CRANE LAKE- A temporary city on ice sprung up at Crane Lake last Saturday as 123 snowmobilers along with their teams, families, and fans invaded town for the Straight Line Speed Association’s …
CRANE LAKE- A temporary city on ice sprung up at Crane Lake last Saturday as 123 snowmobilers along with their teams, families, and fans invaded town for the Straight Line Speed Association’s Crane Lake Challenge.
Race director Kurt Mohawk said that the association looks forward to coming back to Crane Lake year after year for the event.
“This is our 24th year, if I remember correctly – I think the event started in 1987,” he said. “It’s a good community event and all the community seems to help. They really, really step up and make it easier on us guys to come in and enjoy ourselves.”
The race, which offered pro and non-pro divisions, drew participants from far and wide.
“We had people from Canada, and we had one gentleman drive all the way from Nebraska to race,” Mohawk said. “It’s pretty good that they trust you to drive that far for one of our races. We have people from Wisconsin and all over who follow our circuit. It’s good for the local businesses as well. Everybody’s got to do well to keep it going.”
Matt Anderson made the five-hour drive from Ellsworth, Wis. with a couple of trailers to carry his fleet of snowmobiles running in various classes. Anderson said he serves as the mechanic for others who pilot the sleds down the 4,000-ft course, including his young son Camden, who said the track conditions on a relatively warm afternoon weren’t quite ideal.
“It was kind of soggy,” Camden said.
But nonetheless, Camden was happy with the times he clocked, hitting his top speed of 68.1 mph in the last of four runs.
It was the third trip to the Crane Lake race for Anderson.
“It’s a beautiful town,” he said. “I like coming here.”
The first thousand feet of the race strip is the section where racers try to set their speed marks, while the remaining 3,000 feet give them a safe stretch to slow down. The most powerful racing sleds, like the Arctic Cat four-stroke Prostock that John Jacklitch Jr., of Brainerd, piloted to the day’s fastest speed of 179.78 mph, can use most of that at the end of their runs.

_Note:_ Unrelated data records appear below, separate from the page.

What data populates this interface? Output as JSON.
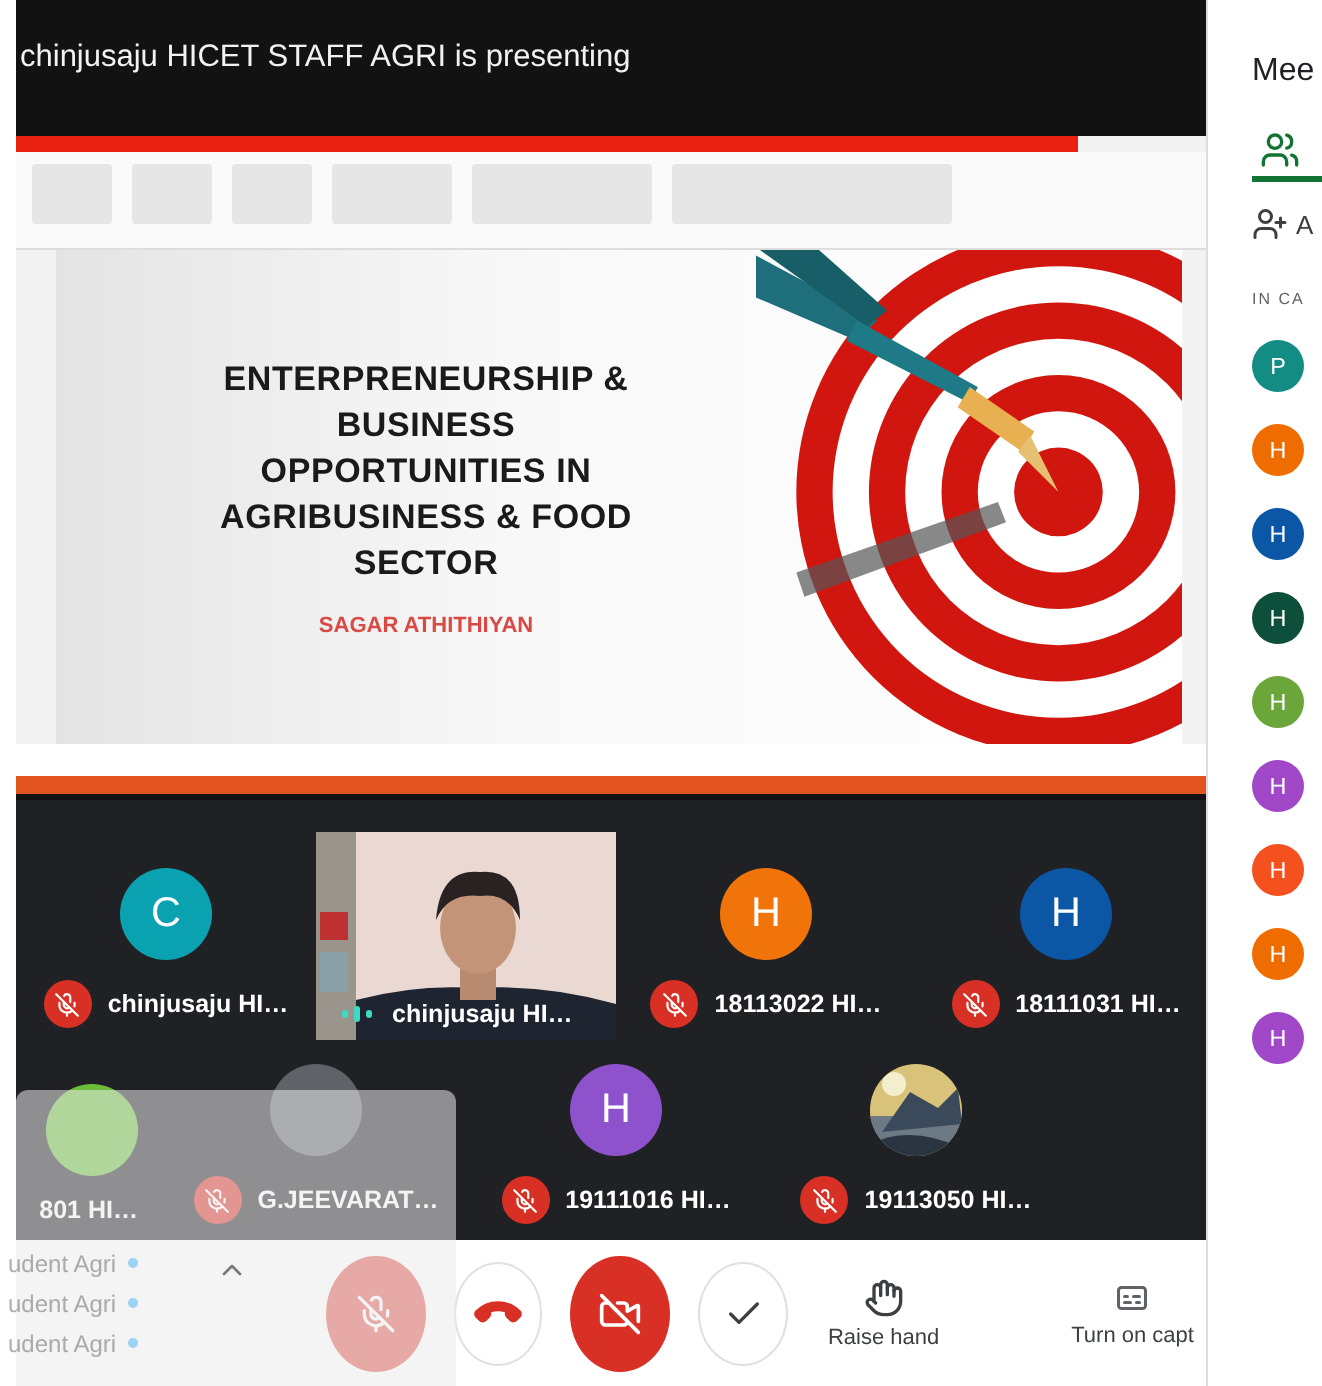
{
  "presenter_banner": "chinjusaju HICET STAFF AGRI is presenting",
  "slide": {
    "title_lines": [
      "ENTERPRENEURSHIP &",
      "BUSINESS",
      "OPPORTUNITIES IN",
      "AGRIBUSINESS & FOOD",
      "SECTOR"
    ],
    "author": "SAGAR ATHITHIYAN"
  },
  "tiles_row_1": [
    {
      "kind": "avatar",
      "initial": "C",
      "color": "#0aa1b0",
      "name": "chinjusaju HI…",
      "muted": true
    },
    {
      "kind": "video",
      "name": "chinjusaju HI…",
      "muted": false
    },
    {
      "kind": "avatar",
      "initial": "H",
      "color": "#f07409",
      "name": "18113022 HI…",
      "muted": true
    },
    {
      "kind": "avatar",
      "initial": "H",
      "color": "#0b57a6",
      "name": "18111031 HI…",
      "muted": true
    }
  ],
  "tiles_row_2": [
    {
      "kind": "avatar",
      "color": "#6bbd3a",
      "name": "801 HI…"
    },
    {
      "kind": "avatar",
      "color": "#5f6368",
      "name": "G.JEEVARAT…",
      "muted": true
    },
    {
      "kind": "avatar",
      "initial": "H",
      "color": "#8e52cc",
      "name": "19111016 HI…",
      "muted": true
    },
    {
      "name": "19113050 HI…",
      "muted": true
    }
  ],
  "overlay_rows": [
    "udent Agri",
    "udent Agri",
    "udent Agri"
  ],
  "controls": [
    {
      "kind": "mic",
      "on": false
    },
    {
      "kind": "hangup"
    },
    {
      "kind": "camera",
      "on": false
    },
    {
      "kind": "check"
    },
    {
      "kind": "raise_hand",
      "label": "Raise hand"
    },
    {
      "kind": "captions",
      "label": "Turn on capt"
    }
  ],
  "side_panel": {
    "title": "Mee",
    "tab": {
      "selected": true
    },
    "add_label": "A",
    "section": "IN CA",
    "participants": [
      {
        "initial": "P",
        "color": "#138d83"
      },
      {
        "initial": "H",
        "color": "#ef6c00"
      },
      {
        "initial": "H",
        "color": "#0b57a6"
      },
      {
        "initial": "H",
        "color": "#0d4f3a"
      },
      {
        "initial": "H",
        "color": "#6aa63a"
      },
      {
        "initial": "H",
        "color": "#a048c8"
      },
      {
        "initial": "H",
        "color": "#f4511e"
      },
      {
        "initial": "H",
        "color": "#ef6c00"
      },
      {
        "initial": "H",
        "color": "#a048c8"
      }
    ]
  }
}
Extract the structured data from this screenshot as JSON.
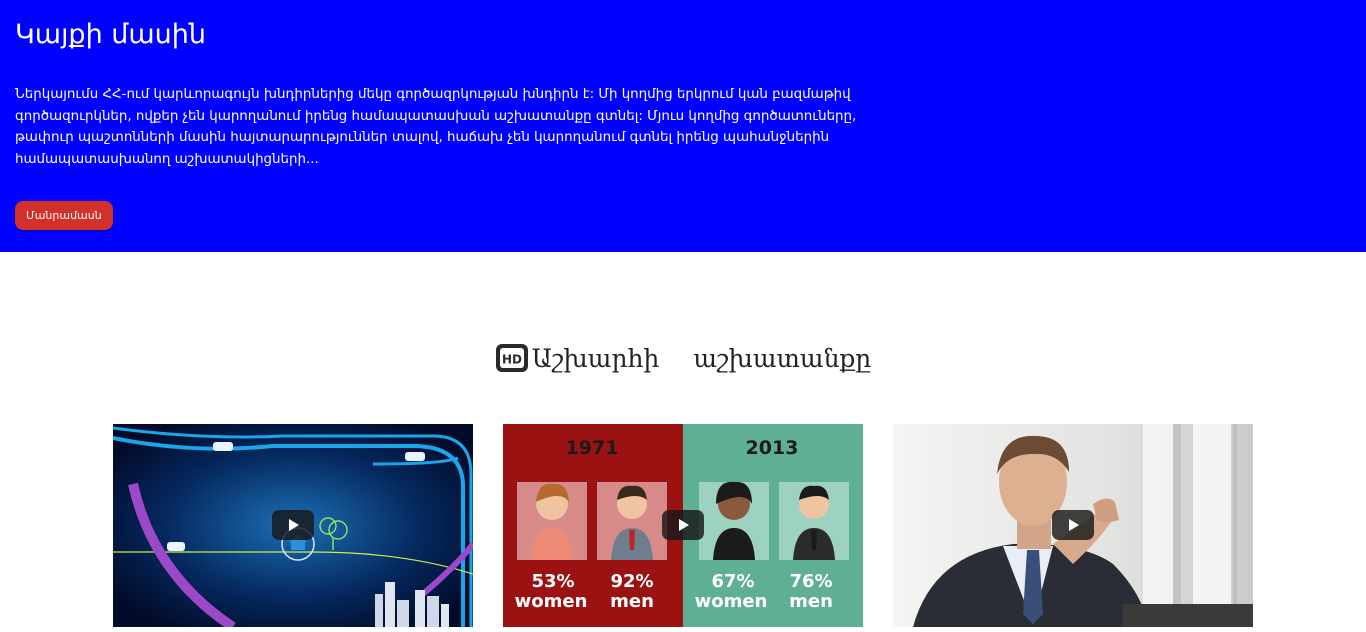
{
  "hero": {
    "title": "Կայքի մասին",
    "description": "Ներկայումս ՀՀ-ում կարևորագույն խնդիրներից մեկը գործազրկության խնդիրն է: Մի կողմից երկրում կան բազմաթիվ գործազուրկներ, ովքեր չեն կարողանում իրենց համապատասխան աշխատանքը գտնել: Մյուս կողմից գործատուները, թափուր պաշտոնների մասին հայտարարություններ տալով, հաճախ չեն կարողանում գտնել իրենց պահանջներին համապատասխանող աշխատակիցների...",
    "button_label": "Մանրամասն",
    "background_color": "#0000ff",
    "button_color": "#d2312a"
  },
  "videos_section": {
    "icon": "hd-icon",
    "title_word1": "Աշխարհի",
    "title_word2": "աշխատանքը"
  },
  "videos": [
    {
      "thumbnail": "animated city map with roads and cars",
      "play_icon": "play-icon"
    },
    {
      "thumbnail": "infographic women and men comparison",
      "play_icon": "play-icon",
      "left": {
        "year": "1971",
        "women_pct": "53%",
        "women_label": "women",
        "men_pct": "92%",
        "men_label": "men",
        "color": "#9a1212"
      },
      "right": {
        "year": "2013",
        "women_pct": "67%",
        "women_label": "women",
        "men_pct": "76%",
        "men_label": "men",
        "color": "#5fae96"
      }
    },
    {
      "thumbnail": "businessman in suit thinking",
      "play_icon": "play-icon"
    }
  ]
}
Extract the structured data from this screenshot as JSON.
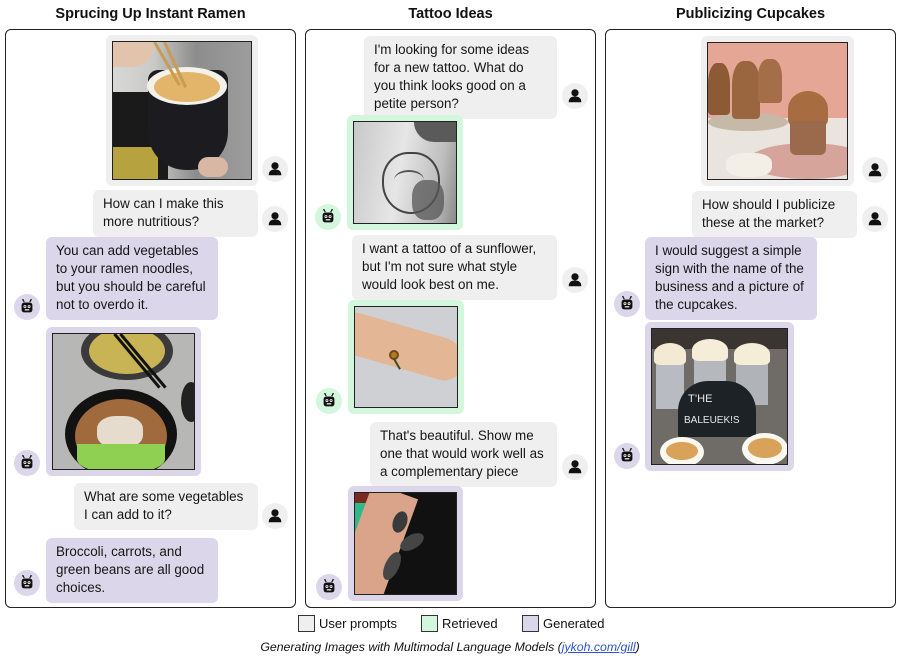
{
  "legend": {
    "user_prompts": "User prompts",
    "retrieved": "Retrieved",
    "generated": "Generated"
  },
  "colors": {
    "user": "#efefef",
    "retrieved": "#d3f7dd",
    "generated": "#dcd6ea"
  },
  "caption": {
    "text": "Generating Images with Multimodal Language Models (",
    "link": "jykoh.com/gill",
    "close": ")"
  },
  "panels": [
    {
      "title": "Sprucing Up Instant Ramen",
      "messages": [
        {
          "role": "user",
          "type": "image",
          "description": "hand holding chopsticks over a bowl of instant ramen noodles"
        },
        {
          "role": "user",
          "type": "text",
          "text": "How can I make this more nutritious?"
        },
        {
          "role": "generated",
          "type": "text",
          "text": "You can add vegetables to your ramen noodles, but you should be careful not to overdo it."
        },
        {
          "role": "generated",
          "type": "image",
          "description": "bowls of noodles with vegetables and chopsticks"
        },
        {
          "role": "user",
          "type": "text",
          "text": "What are some vegetables I can add to it?"
        },
        {
          "role": "generated",
          "type": "text",
          "text": "Broccoli, carrots, and green beans are all good choices."
        }
      ]
    },
    {
      "title": "Tattoo Ideas",
      "messages": [
        {
          "role": "user",
          "type": "text",
          "text": "I'm looking for some ideas for a new tattoo. What do you think looks good on a petite person?"
        },
        {
          "role": "retrieved",
          "type": "image",
          "description": "fox and flowers tattoo on a back"
        },
        {
          "role": "user",
          "type": "text",
          "text": "I want a tattoo of a sunflower, but I'm not sure what style would look best on me."
        },
        {
          "role": "retrieved",
          "type": "image",
          "description": "small sunflower tattoo on an arm"
        },
        {
          "role": "user",
          "type": "text",
          "text": "That's beautiful. Show me one that would work well as a complementary piece"
        },
        {
          "role": "generated",
          "type": "image",
          "description": "floral leaf tattoo on a forearm"
        }
      ]
    },
    {
      "title": "Publicizing Cupcakes",
      "messages": [
        {
          "role": "user",
          "type": "image",
          "description": "chocolate frosted cupcakes on pink plates"
        },
        {
          "role": "user",
          "type": "text",
          "text": "How should I publicize these at the market?"
        },
        {
          "role": "generated",
          "type": "text",
          "text": "I would suggest a simple sign with the name of the business and a picture of the cupcakes."
        },
        {
          "role": "generated",
          "type": "image",
          "description": "cupcakes with a chalkboard sign at a market stall"
        }
      ]
    }
  ],
  "icons": {
    "user": "user-person-icon",
    "bot": "robot-icon"
  }
}
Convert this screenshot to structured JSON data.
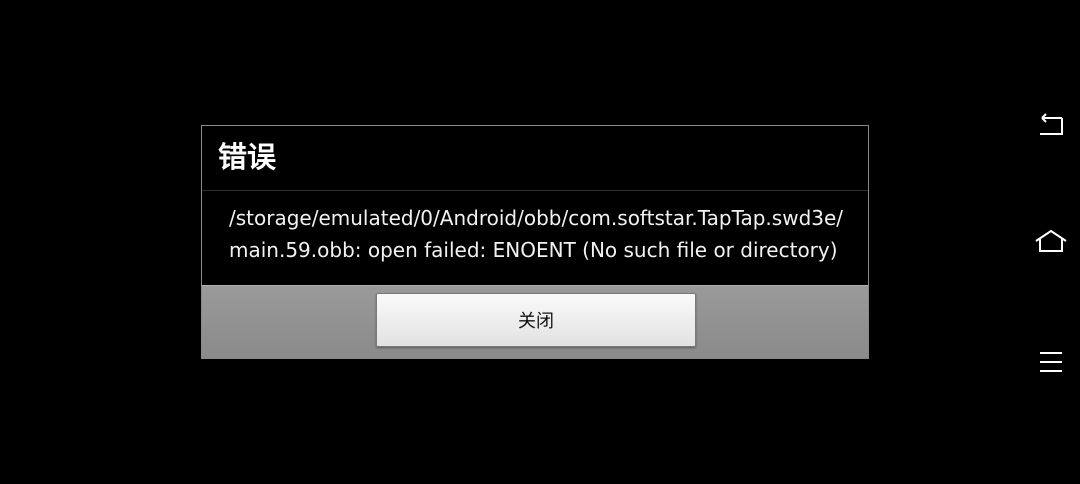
{
  "background_dialog": {
    "title": "错误"
  },
  "dialog": {
    "title": "错误",
    "message_lines": [
      "/storage/emulated/0/Android/obb/com.softstar.TapTap.swd3e/",
      "main.59.obb: open failed: ENOENT (No such file or directory)"
    ],
    "close_label": "关闭"
  },
  "nav_bar": {
    "buttons": [
      {
        "icon": "back-icon"
      },
      {
        "icon": "home-icon"
      },
      {
        "icon": "menu-icon"
      }
    ]
  },
  "colors": {
    "background": "#000000",
    "dialog_border": "#8a8a8a",
    "footer": "#8f8f8f",
    "button": "#eeeeee",
    "text": "#ffffff"
  }
}
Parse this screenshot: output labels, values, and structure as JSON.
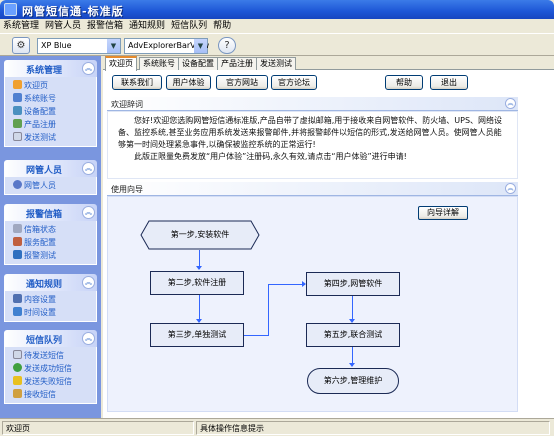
{
  "window": {
    "title": "网管短信通-标准版"
  },
  "menu": [
    "系统管理",
    "网管人员",
    "报警信箱",
    "通知规则",
    "短信队列",
    "帮助"
  ],
  "toolbar": {
    "theme_value": "XP Blue",
    "style_value": "AdvExplorerBarView"
  },
  "sidebar": {
    "panels": [
      {
        "title": "系统管理",
        "items": [
          "欢迎页",
          "系统账号",
          "设备配置",
          "产品注册",
          "发送测试"
        ]
      },
      {
        "title": "网管人员",
        "items": [
          "网管人员"
        ]
      },
      {
        "title": "报警信箱",
        "items": [
          "信箱状态",
          "服务配置",
          "报警测试"
        ]
      },
      {
        "title": "通知规则",
        "items": [
          "内容设置",
          "时间设置"
        ]
      },
      {
        "title": "短信队列",
        "items": [
          "待发送短信",
          "发送成功短信",
          "发送失败短信",
          "接收短信"
        ]
      }
    ]
  },
  "tabs": [
    "欢迎页",
    "系统账号",
    "设备配置",
    "产品注册",
    "发送测试"
  ],
  "buttons": {
    "contact": "联系我们",
    "trial": "用户体验",
    "website": "官方网站",
    "forum": "官方论坛",
    "help": "帮助",
    "exit": "退出"
  },
  "welcome": {
    "title": "欢迎辞词",
    "p1": "您好!欢迎您选购网管短信通标准版,产品自带了虚拟邮箱,用于接收来自网管软件、防火墙、UPS、网络设备、监控系统,甚至业务应用系统发送来报警邮件,并将报警邮件以短信的形式,发送给网管人员。使网管人员能够第一时间处理紧急事件,以确保被监控系统的正常运行!",
    "p2": "此版正限量免费发放“用户体验”注册码,永久有效,请点击“用户体验”进行申请!"
  },
  "guide": {
    "title": "使用向导",
    "detail_button": "向导详解",
    "steps": [
      "第一步,安装软件",
      "第二步,软件注册",
      "第三步,单独测试",
      "第四步,网管软件",
      "第五步,联合测试",
      "第六步,管理维护"
    ]
  },
  "statusbar": {
    "left": "欢迎页",
    "right": "具体操作信息提示"
  },
  "colors": {
    "titlebar": "#1d56d6",
    "sidebar": "#7a96df",
    "panel_title": "#215dc6",
    "flow_line": "#3366ff"
  }
}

But the race isn’t just for the pros. It’s a family-oriented event with a wide range of classes to fit stock and non-stock snowmobiles, complete with divisions for kids with a need for speed.
“I try to get the kids involved because that’s the future of any type of sports racing,” Mohawk said. “A friend of ours works as a manager at Holiday station stores in the cities, and he sends us a bunch of gift cards for the kids. We let them run right with the others, we don’t set aside a certain time for them. They’re included in everything, and whenever they’re ready they go just like the other racers.”
And the race isn’t limited to just snowmobiles, either. A few motorcycles, some ATVs, and even a couple of cars took their turns at speed runs.
Mohawk said he had one more race to stage in Spicer this weekend to complete the season.
“I get off work Wednesday morning and then I’ll head down there and get that one ready to go,” he said. “It’s supposed to snow down there Wednesday, Thursday, and Friday. It’s just crazy.”
And Mohawk is already planning to be back at Crane Lake next year.
“We’re doing it again, the first Saturday in March,” he said. “That’s kind of the tradition.”